Languages that use "double byte" characters.

Can anyone direct me to a comprehensive list of all of the languages that use double byte characters? Thanks ever so much.

A cursory Googling suggests that of the major languages, only Chinese, Japanese, and Korean require double-byte characters. I’m not 100% prepared to say that’s iron-clad fact, however.

I wondered about some alphabetic languages – like Thai, Tibetan, Burmese, Bengali, Tamil, and Hindi – that use various diacritics and extra letters to modify the basic letter set and essentially yield loads of extra characters. But from what I can determine, none of these types of alphabets requires double-byte character sets.

I know that Arabic-based alphabets are single-byte, as I once lent my computer to a friend to typeset a book in Gulf Arabic. Hebrew is also a single-byte set.

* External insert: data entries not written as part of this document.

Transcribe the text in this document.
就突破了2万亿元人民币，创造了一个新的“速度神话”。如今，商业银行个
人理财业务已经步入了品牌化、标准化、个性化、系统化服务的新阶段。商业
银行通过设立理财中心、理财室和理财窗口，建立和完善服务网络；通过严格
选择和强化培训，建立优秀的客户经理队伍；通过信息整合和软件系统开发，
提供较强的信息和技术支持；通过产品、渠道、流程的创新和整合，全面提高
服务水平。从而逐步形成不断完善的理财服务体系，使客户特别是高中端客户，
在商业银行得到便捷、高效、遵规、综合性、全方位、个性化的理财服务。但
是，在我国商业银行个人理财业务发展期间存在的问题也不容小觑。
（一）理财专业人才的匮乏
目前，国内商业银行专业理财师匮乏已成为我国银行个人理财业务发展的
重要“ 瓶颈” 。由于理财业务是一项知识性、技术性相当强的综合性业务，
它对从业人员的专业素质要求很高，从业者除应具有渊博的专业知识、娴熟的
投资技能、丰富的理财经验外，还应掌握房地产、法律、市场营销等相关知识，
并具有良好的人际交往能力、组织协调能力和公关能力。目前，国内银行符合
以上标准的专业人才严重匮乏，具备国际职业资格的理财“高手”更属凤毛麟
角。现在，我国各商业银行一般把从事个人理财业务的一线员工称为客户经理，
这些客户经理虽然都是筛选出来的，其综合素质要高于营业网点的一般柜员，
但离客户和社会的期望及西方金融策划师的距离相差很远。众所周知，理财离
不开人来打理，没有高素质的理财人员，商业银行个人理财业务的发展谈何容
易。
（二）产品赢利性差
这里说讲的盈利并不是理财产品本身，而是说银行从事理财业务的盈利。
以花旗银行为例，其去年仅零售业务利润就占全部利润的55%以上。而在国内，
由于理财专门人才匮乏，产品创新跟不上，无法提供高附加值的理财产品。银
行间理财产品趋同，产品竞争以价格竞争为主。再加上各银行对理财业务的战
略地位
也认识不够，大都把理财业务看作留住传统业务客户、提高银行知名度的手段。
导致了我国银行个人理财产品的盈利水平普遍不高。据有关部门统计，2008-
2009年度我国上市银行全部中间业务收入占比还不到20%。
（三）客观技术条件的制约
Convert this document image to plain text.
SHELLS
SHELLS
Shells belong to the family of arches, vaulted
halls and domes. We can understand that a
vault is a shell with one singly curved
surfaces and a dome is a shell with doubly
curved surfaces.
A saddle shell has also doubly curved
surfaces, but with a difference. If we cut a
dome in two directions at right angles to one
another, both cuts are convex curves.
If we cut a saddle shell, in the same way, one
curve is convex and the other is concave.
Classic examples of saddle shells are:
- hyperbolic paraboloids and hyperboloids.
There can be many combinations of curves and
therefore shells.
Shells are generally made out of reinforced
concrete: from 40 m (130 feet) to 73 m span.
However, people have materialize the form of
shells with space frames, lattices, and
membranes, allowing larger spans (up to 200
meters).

And of course, the plethora of languages with alphabets based on the Roman, Greek, or Cyrillic models are easily accomodated in single-byte schemes.

How many bytes a single character in an alphabet or character set uses depends on the encoding scheme. If you can use one of the extended asciis (ISO-8859-x), it’s a single byte. If you use some Unicode scheme such as UTF-8, it’s probably going to be more.

Because of all the different encoding schemes in use, this is a somewhat complex subject. Here’s a tutorial on character encoding schemes.

Hmm, the board software seems to have broken here, as my post was not reflected in the main GQ page.